マルニ60の中でも最上位ランク張地、本革「オイルレザー」。

マルニ60で採用されているオイルレザーは、ピット曹でじっくりとタンニンでなめしたセミアニリン仕上げで、使うほどに革がやわらかくなり、味わい深い色や艶が生まれるエイジングをお楽しみいただけます。染料と薄い塗膜でコートしたセミアニリン仕上げで、ナチュラルマークを含めた自然な表情や風合いを残した革です。原皮の色やオイルの浸透度が微妙に違い、部位やロットによって色差がでてくる性質があります。

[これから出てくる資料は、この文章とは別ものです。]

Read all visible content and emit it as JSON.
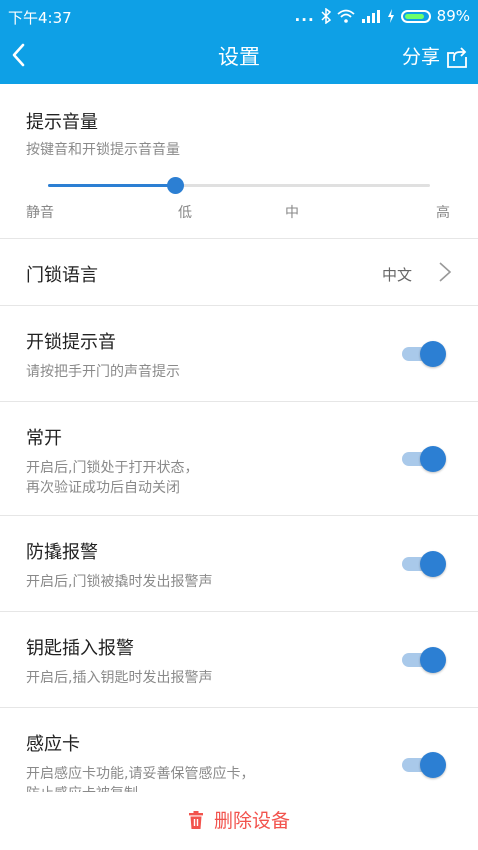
{
  "status_bar": {
    "time": "下午4:37",
    "signal_dots": "...",
    "battery_percent": "89%",
    "battery_level": 0.89
  },
  "nav": {
    "title": "设置",
    "share_label": "分享"
  },
  "volume": {
    "title": "提示音量",
    "desc": "按键音和开锁提示音音量",
    "labels": [
      "静音",
      "低",
      "中",
      "高"
    ],
    "level": 1
  },
  "language": {
    "title": "门锁语言",
    "value": "中文"
  },
  "settings": [
    {
      "title": "开锁提示音",
      "desc": [
        "请按把手开门的声音提示"
      ],
      "on": true
    },
    {
      "title": "常开",
      "desc": [
        "开启后,门锁处于打开状态，",
        "再次验证成功后自动关闭"
      ],
      "on": true
    },
    {
      "title": "防撬报警",
      "desc": [
        "开启后,门锁被撬时发出报警声"
      ],
      "on": true
    },
    {
      "title": "钥匙插入报警",
      "desc": [
        "开启后,插入钥匙时发出报警声"
      ],
      "on": true
    },
    {
      "title": "感应卡",
      "desc": [
        "开启感应卡功能,请妥善保管感应卡，",
        "防止感应卡被复制"
      ],
      "on": true
    }
  ],
  "delete": {
    "label": "删除设备"
  },
  "colors": {
    "header": "#0ea0e6",
    "accent": "#2c7fd3",
    "danger": "#f2534d"
  }
}
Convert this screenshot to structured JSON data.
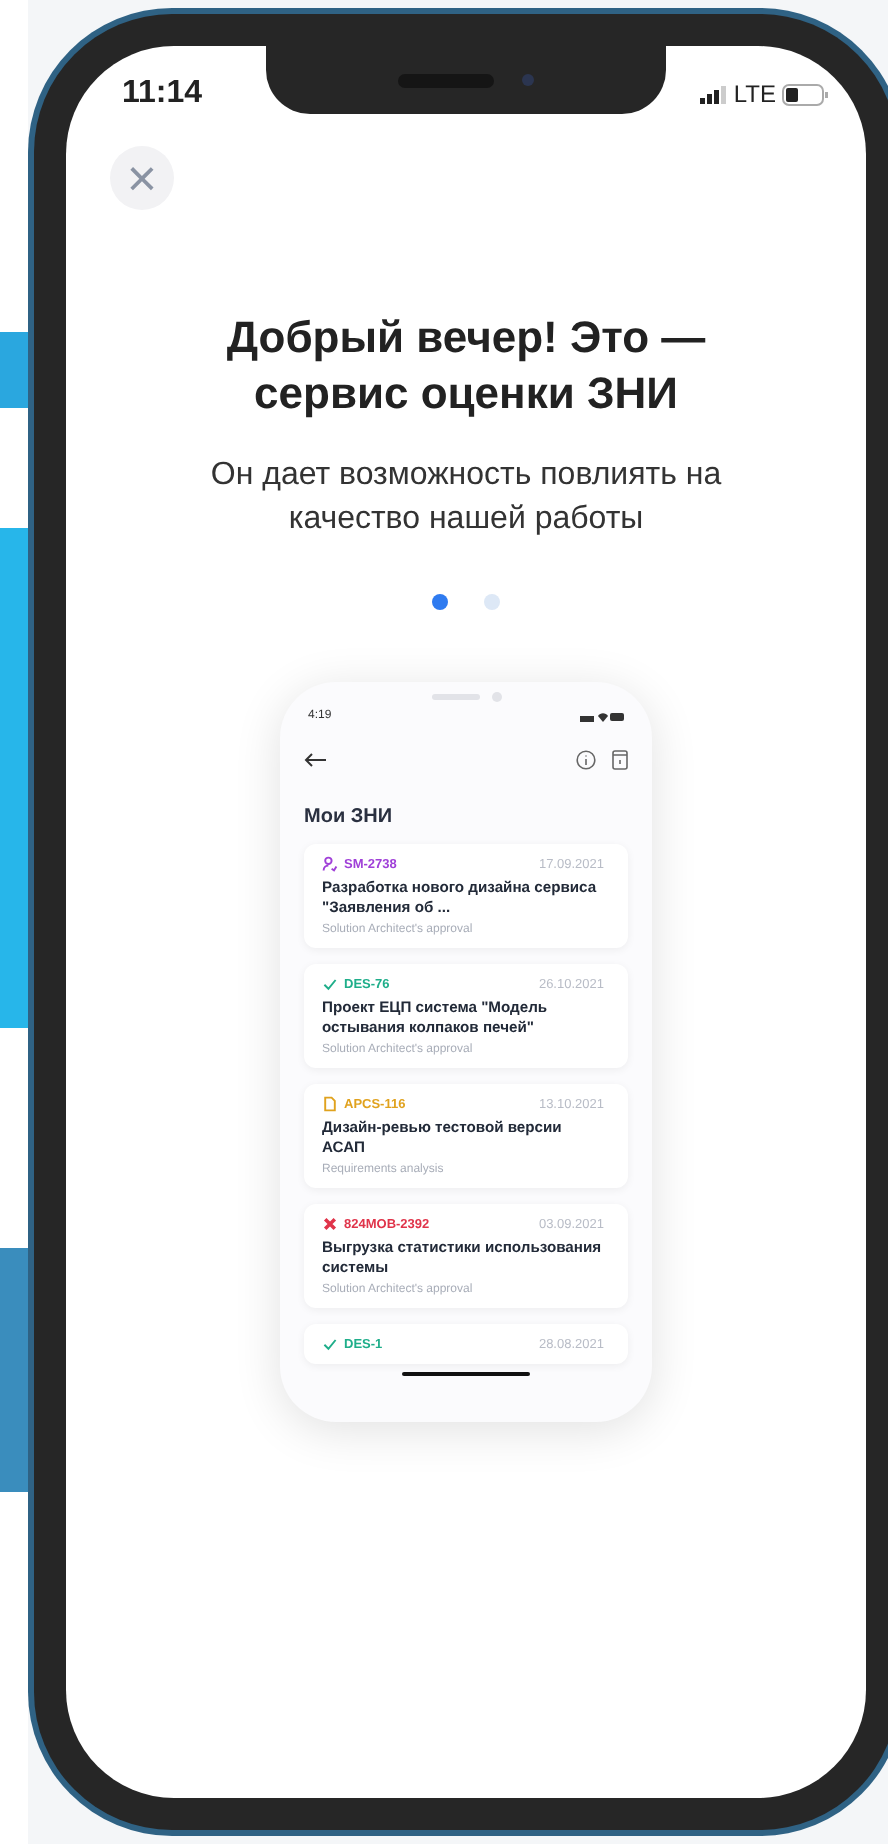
{
  "status_bar": {
    "time": "11:14",
    "network": "LTE"
  },
  "close_button": {
    "label": "×"
  },
  "title": "Добрый вечер! Это — сервис оценки ЗНИ",
  "subtitle": "Он дает возможность повлиять на качество нашей работы",
  "pager": [
    {
      "selected": true
    },
    {
      "selected": false
    }
  ],
  "preview": {
    "status_bar": {
      "time": "4:19"
    },
    "title": "Мои ЗНИ",
    "cards": [
      {
        "kind": "user",
        "color": "#a040d8",
        "code": "SM-2738",
        "date": "17.09.2021",
        "title": "Разработка нового дизайна сервиса \"Заявления об ...",
        "stage": "Solution Architect's approval"
      },
      {
        "kind": "check",
        "color": "#1fae8a",
        "code": "DES-76",
        "date": "26.10.2021",
        "title": "Проект ЕЦП система \"Модель остывания колпаков печей\"",
        "stage": "Solution Architect's approval"
      },
      {
        "kind": "doc",
        "color": "#e0a21e",
        "code": "APCS-116",
        "date": "13.10.2021",
        "title": "Дизайн-ревью тестовой версии АСАП",
        "stage": "Requirements analysis"
      },
      {
        "kind": "cross",
        "color": "#e0344a",
        "code": "824MOB-2392",
        "date": "03.09.2021",
        "title": "Выгрузка статистики использования системы",
        "stage": "Solution Architect's approval"
      },
      {
        "kind": "check",
        "color": "#1fae8a",
        "code": "DES-1",
        "date": "28.08.2021"
      }
    ]
  }
}
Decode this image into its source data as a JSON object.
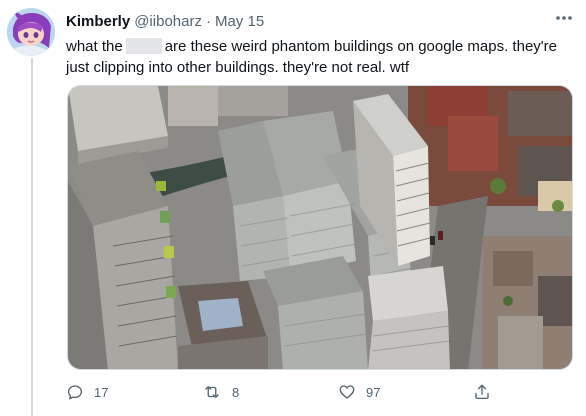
{
  "tweet": {
    "author_name": "Kimberly",
    "handle": "@iiboharz",
    "separator": "·",
    "date": "May 15",
    "text_before": "what the",
    "text_after": "are these weird phantom buildings on google maps. they're just clipping into other buildings. they're not real. wtf"
  },
  "actions": {
    "reply_count": "17",
    "retweet_count": "8",
    "like_count": "97"
  },
  "icons": {
    "more": "more-horizontal-icon",
    "reply": "reply-icon",
    "retweet": "retweet-icon",
    "like": "heart-icon",
    "share": "share-icon"
  },
  "colors": {
    "text": "#0f1419",
    "secondary": "#536471",
    "border": "#cfd9de"
  }
}
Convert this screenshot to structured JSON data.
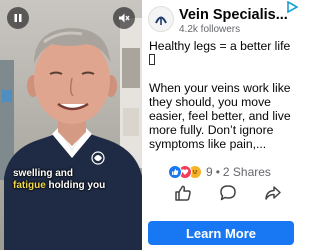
{
  "video": {
    "caption_line1": "swelling and",
    "caption_highlight": "fatigue",
    "caption_line2_rest": " holding you",
    "pause_icon": "pause-icon",
    "mute_icon": "muted-speaker-icon"
  },
  "page": {
    "name": "Vein Specialis...",
    "followers": "4.2k followers",
    "logo_icon": "vein-logo-icon"
  },
  "post": {
    "line1": "Healthy legs = a better life",
    "line2": "When your veins work like they should, you move easier, feel better, and live more fully. Don’t ignore symptoms like pain,..."
  },
  "engagement": {
    "reaction_icons": [
      "like-icon",
      "love-icon",
      "haha-icon"
    ],
    "reaction_count": "9",
    "separator": "•",
    "shares": "2 Shares"
  },
  "actions": {
    "like_icon": "thumbs-up-icon",
    "comment_icon": "comment-icon",
    "share_icon": "share-icon"
  },
  "cta": {
    "label": "Learn More"
  },
  "colors": {
    "brand": "#1877f2",
    "caption_accent": "#f2d94e",
    "text": "#050505",
    "muted": "#65676b"
  }
}
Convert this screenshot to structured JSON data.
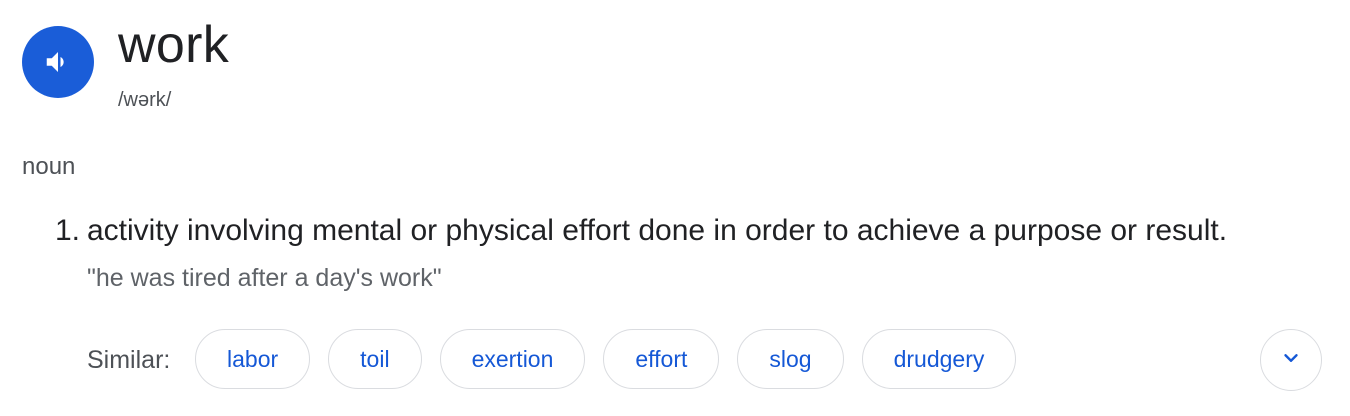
{
  "entry": {
    "word": "work",
    "phonetic": "/wərk/",
    "part_of_speech": "noun",
    "speak_icon": "speaker-icon"
  },
  "definitions": [
    {
      "number": "1.",
      "text": "activity involving mental or physical effort done in order to achieve a purpose or result.",
      "example": "\"he was tired after a day's work\""
    }
  ],
  "similar": {
    "label": "Similar:",
    "words": [
      "labor",
      "toil",
      "exertion",
      "effort",
      "slog",
      "drudgery"
    ]
  },
  "expand_icon": "chevron-down-icon",
  "colors": {
    "accent": "#1a5dd8",
    "link": "#1558d6",
    "chip_border": "#dadce0",
    "secondary_text": "#4d5156"
  }
}
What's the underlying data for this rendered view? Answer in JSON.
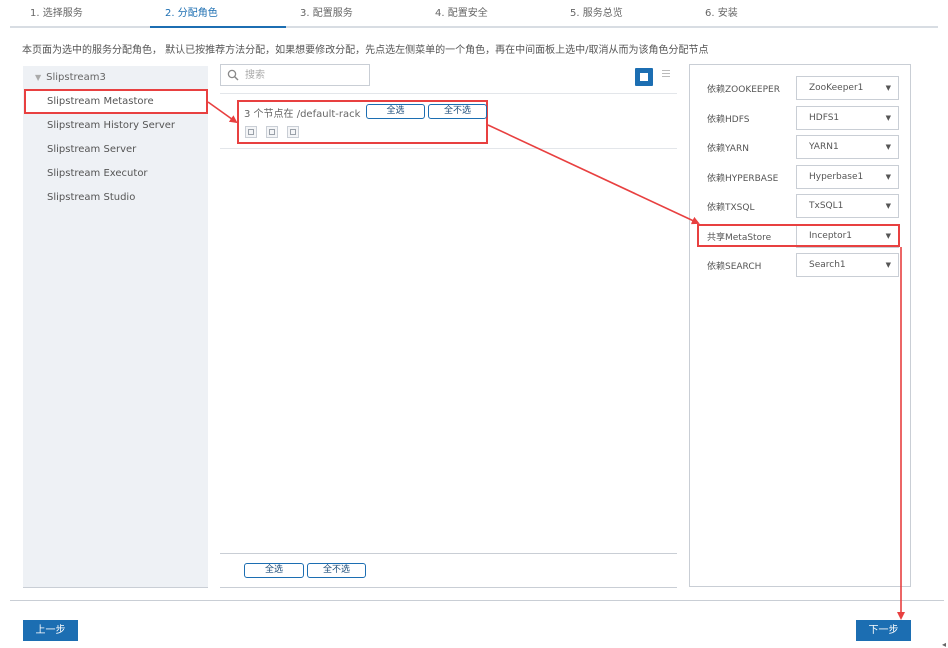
{
  "steps": [
    {
      "label": "1. 选择服务"
    },
    {
      "label": "2. 分配角色"
    },
    {
      "label": "3. 配置服务"
    },
    {
      "label": "4. 配置安全"
    },
    {
      "label": "5. 服务总览"
    },
    {
      "label": "6. 安装"
    }
  ],
  "active_step": 2,
  "description": "本页面为选中的服务分配角色， 默认已按推荐方法分配，如果想要修改分配，先点选左侧菜单的一个角色，再在中间面板上选中/取消从而为该角色分配节点",
  "roles": {
    "group": "Slipstream3",
    "items": [
      {
        "label": "Slipstream Metastore"
      },
      {
        "label": "Slipstream History Server"
      },
      {
        "label": "Slipstream Server"
      },
      {
        "label": "Slipstream Executor"
      },
      {
        "label": "Slipstream Studio"
      }
    ],
    "selected_index": 0
  },
  "search": {
    "placeholder": "搜索"
  },
  "rack": {
    "label": "3 个节点在 /default-rack",
    "select_all": "全选",
    "select_none": "全不选",
    "node_count": 3
  },
  "bottom": {
    "select_all": "全选",
    "select_none": "全不选"
  },
  "dependencies": [
    {
      "label": "依赖ZOOKEEPER",
      "value": "ZooKeeper1"
    },
    {
      "label": "依赖HDFS",
      "value": "HDFS1"
    },
    {
      "label": "依赖YARN",
      "value": "YARN1"
    },
    {
      "label": "依赖HYPERBASE",
      "value": "Hyperbase1"
    },
    {
      "label": "依赖TXSQL",
      "value": "TxSQL1"
    },
    {
      "label": "共享MetaStore",
      "value": "Inceptor1"
    },
    {
      "label": "依赖SEARCH",
      "value": "Search1"
    }
  ],
  "nav": {
    "prev": "上一步",
    "next": "下一步"
  },
  "colors": {
    "accent": "#1c6eb2",
    "annotation": "#e84040"
  }
}
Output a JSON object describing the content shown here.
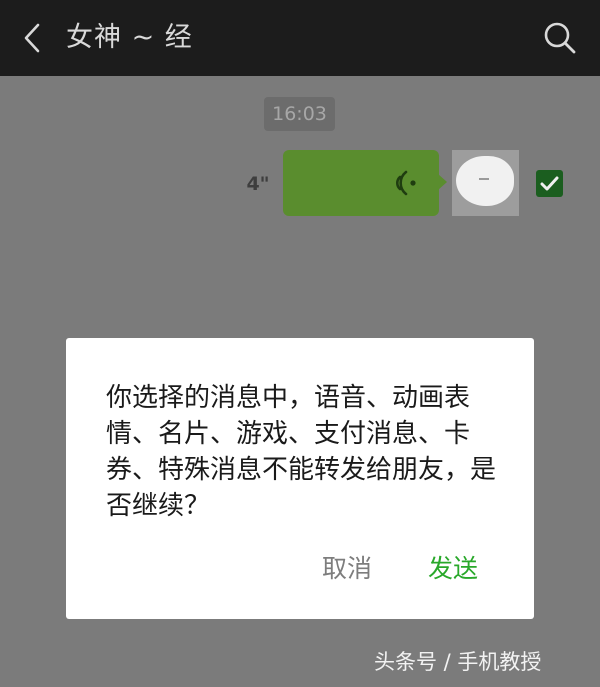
{
  "header": {
    "title": "女神 ~ 经",
    "back_icon": "chevron-left-icon",
    "search_icon": "search-icon"
  },
  "chat": {
    "timestamp": "16:03",
    "messages": [
      {
        "type": "voice",
        "direction": "outgoing",
        "duration": "4\"",
        "icon": "voice-wave-icon",
        "selected": true
      }
    ]
  },
  "dialog": {
    "message": "你选择的消息中，语音、动画表情、名片、游戏、支付消息、卡券、特殊消息不能转发给朋友，是否继续？",
    "cancel_label": "取消",
    "confirm_label": "发送"
  },
  "watermark": "头条号 / 手机教授",
  "colors": {
    "topbar": "#1c1c1c",
    "overlay_background": "#7b7b7b",
    "bubble": "#5a8d2e",
    "checkbox": "#1b5e1f",
    "confirm": "#29a82a",
    "cancel": "#7d7d7d"
  }
}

現在流通しているタンニン鞣しの多くは作業性の良いドラム製法でつくられていますが(90周年モデルの限定タツノレザーもドラム製法でした)、こちらのオイルレザーは昔ながらのピット製法によって鞣されています。約1カ月ゆっくりと革を鞣していくことで、革のハリやコシのある革が生まれます。革への負担が少なく繊維構造が壊れていないためオイルや染料が深部までしみ込みやすく、より美しい経年変化を感じられます。

また、フルグレインと呼ばれる銀面を残した革で、革本来のナチュラルマークを隠さずに製品に使用しています。タンニンで鞣した革にたっぷりのオイルを含浸させたオイルレザー。染料で着色した後に、薄い塗膜で表面を保護したセミアニリン仕上げで、一定の耐久性がある仕様です。